The Chamois is very cool and very cute. We saw a herd of approx 15 of these in the gorge on the step and probably very rarely used path, as well as one other later on by himself.

That night we ate Spaghetti Bouglanaise at this very nice restaurant that was chill, not a hustle, and run by some very nice lady and her husband. With this I had a very nice vanilla tea and then cub of some red wine from the valley here. All this wine is great. They also had many kinds of artisanal ice cream, and we ate that too, it rocked.

Next day we drove approx 200 km to Zürich, which is a very scenic drive. We stopped off on the way for more slow weeded service (but good food!) and the exploration of a medieval castle. There was anarchist graffiti here, changing the sign in the the femenin apparel shop to feminist apparel. Also there was anti-nazi graffiti.

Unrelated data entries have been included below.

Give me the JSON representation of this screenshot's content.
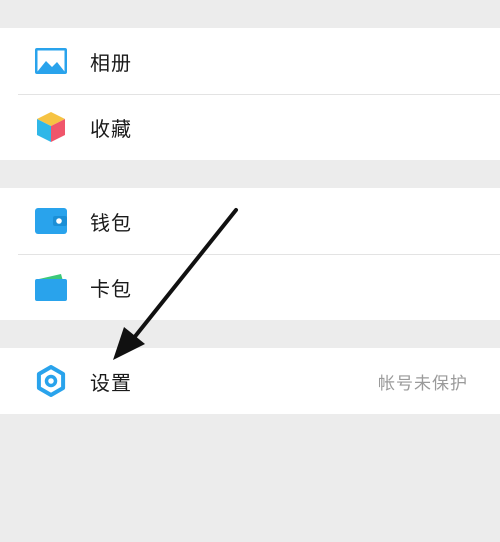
{
  "groups": [
    {
      "items": [
        {
          "label": "相册",
          "icon": "album-icon"
        },
        {
          "label": "收藏",
          "icon": "favorites-icon"
        }
      ]
    },
    {
      "items": [
        {
          "label": "钱包",
          "icon": "wallet-icon"
        },
        {
          "label": "卡包",
          "icon": "card-wallet-icon"
        }
      ]
    },
    {
      "items": [
        {
          "label": "设置",
          "icon": "settings-gear-icon",
          "note": "帐号未保护"
        }
      ]
    }
  ],
  "colors": {
    "accent_blue": "#29a3ec",
    "page_bg": "#ececec",
    "card_bg": "#ffffff",
    "note_gray": "#9a9a9a"
  }
}
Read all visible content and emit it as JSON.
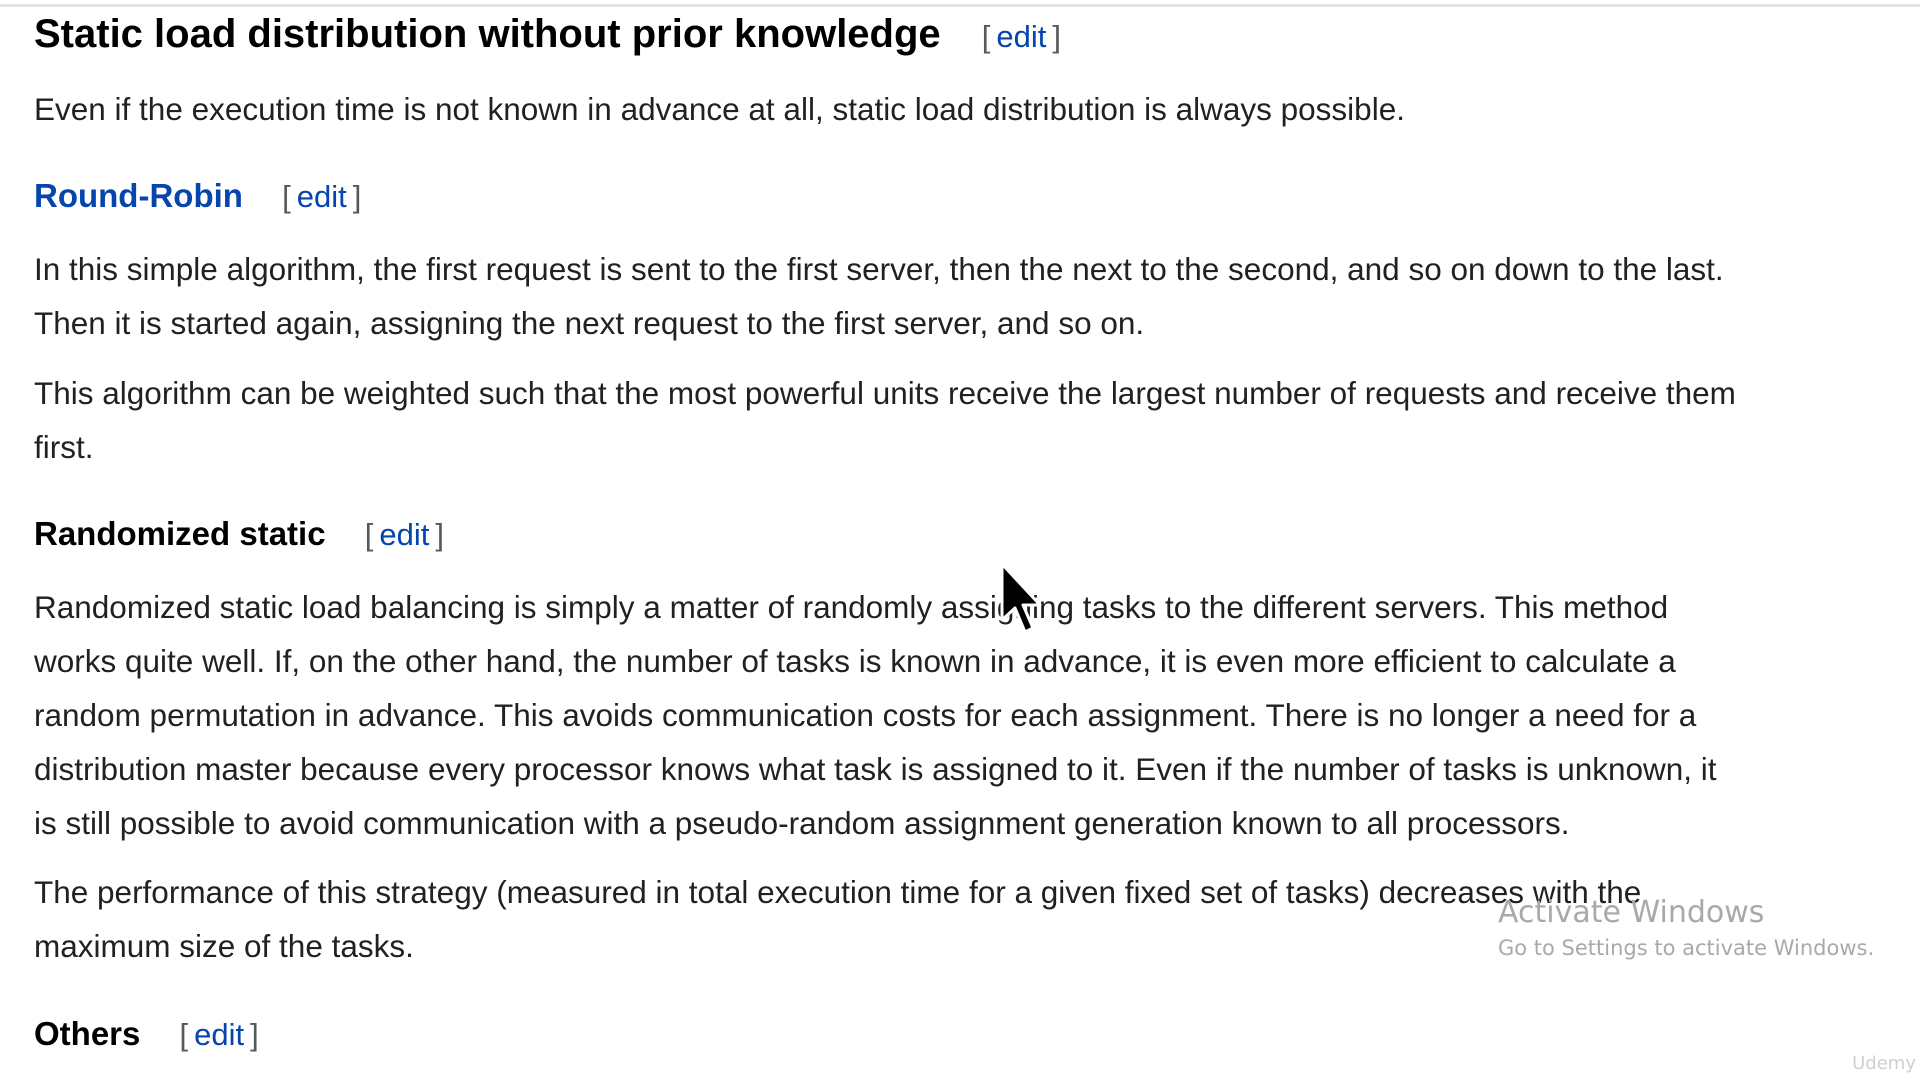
{
  "headings": {
    "main": "Static load distribution without prior knowledge",
    "round_robin": "Round-Robin",
    "randomized": "Randomized static",
    "others": "Others"
  },
  "edit": {
    "open_bracket": "[",
    "label": "edit",
    "close_bracket": "]"
  },
  "paragraphs": {
    "intro": [
      "Even if the execution time is not known in advance at all, static load distribution is always possible."
    ],
    "rr1": [
      "In this simple algorithm, the first request is sent to the first server, then the next to the second, and so on down to the last.",
      "Then it is started again, assigning the next request to the first server, and so on."
    ],
    "rr2": [
      "This algorithm can be weighted such that the most powerful units receive the largest number of requests and receive them",
      "first."
    ],
    "rand1": [
      "Randomized static load balancing is simply a matter of randomly assigning tasks to the different servers. This method",
      "works quite well. If, on the other hand, the number of tasks is known in advance, it is even more efficient to calculate a",
      "random permutation in advance. This avoids communication costs for each assignment. There is no longer a need for a",
      "distribution master because every processor knows what task is assigned to it. Even if the number of tasks is unknown, it",
      "is still possible to avoid communication with a pseudo-random assignment generation known to all processors."
    ],
    "rand2": [
      "The performance of this strategy (measured in total execution time for a given fixed set of tasks) decreases with the",
      "maximum size of the tasks."
    ]
  },
  "watermark": {
    "title": "Activate Windows",
    "subtitle": "Go to Settings to activate Windows."
  },
  "logo": "Udemy",
  "icons": {
    "cursor": "mouse-pointer-icon"
  },
  "colors": {
    "text": "#202122",
    "heading": "#000000",
    "link": "#0645ad",
    "bracket": "#54595d",
    "watermark": "#a9a9a9"
  }
}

Zurich is pretty interesting.... people all once again look like people in Georgetown, though there were a few more semi weird people. Also lots of very attractive young people out drinking, as well as adult movie theaters and sex shops. I'm almost dreading another two weeks of this, I need to be here alone, or with a travel companion my age.



NEVER GO TO EUROPE IN YOUR TWENTIES WITH YOUR PARENTS.

Zürich also had 'fight capitalism' graffiti. That was neat. And it had an airport with a hotel, that has the internet.

Anyways, that's that, so far. Tomorrow I go to Gothenburg, Sweden. I'm ready for the Absolute and the Akvavit. Also, I need to shave and maybe get a haircut.

STUFF I MISSED:

-The papers here talk about Sarkozy trying to privatize the GDF. Apparently many people don't like the idea.

-The radio here plays mostly in English pop, American jazz, and in English pop from America. Needless to say it sucks, just like ours... except for the jazz. Sometimes they sing in French or German over country music, which is pretty cool, but for the most part I will conclude with two things

1) Visit SE France and Switzerland to climb the mountains, but visit London, Paris, Berlin, and Madrid to visit EUROPE: the society, politics, and music

2) Travel alone or travel with people you really like, can relate to, and have long conversations with.

Cheers

1 comment:

  1. cool post! enjoyed reading about your impressions :-)came to your site while googeling dublin pics. will check if you wrote sth about sweden.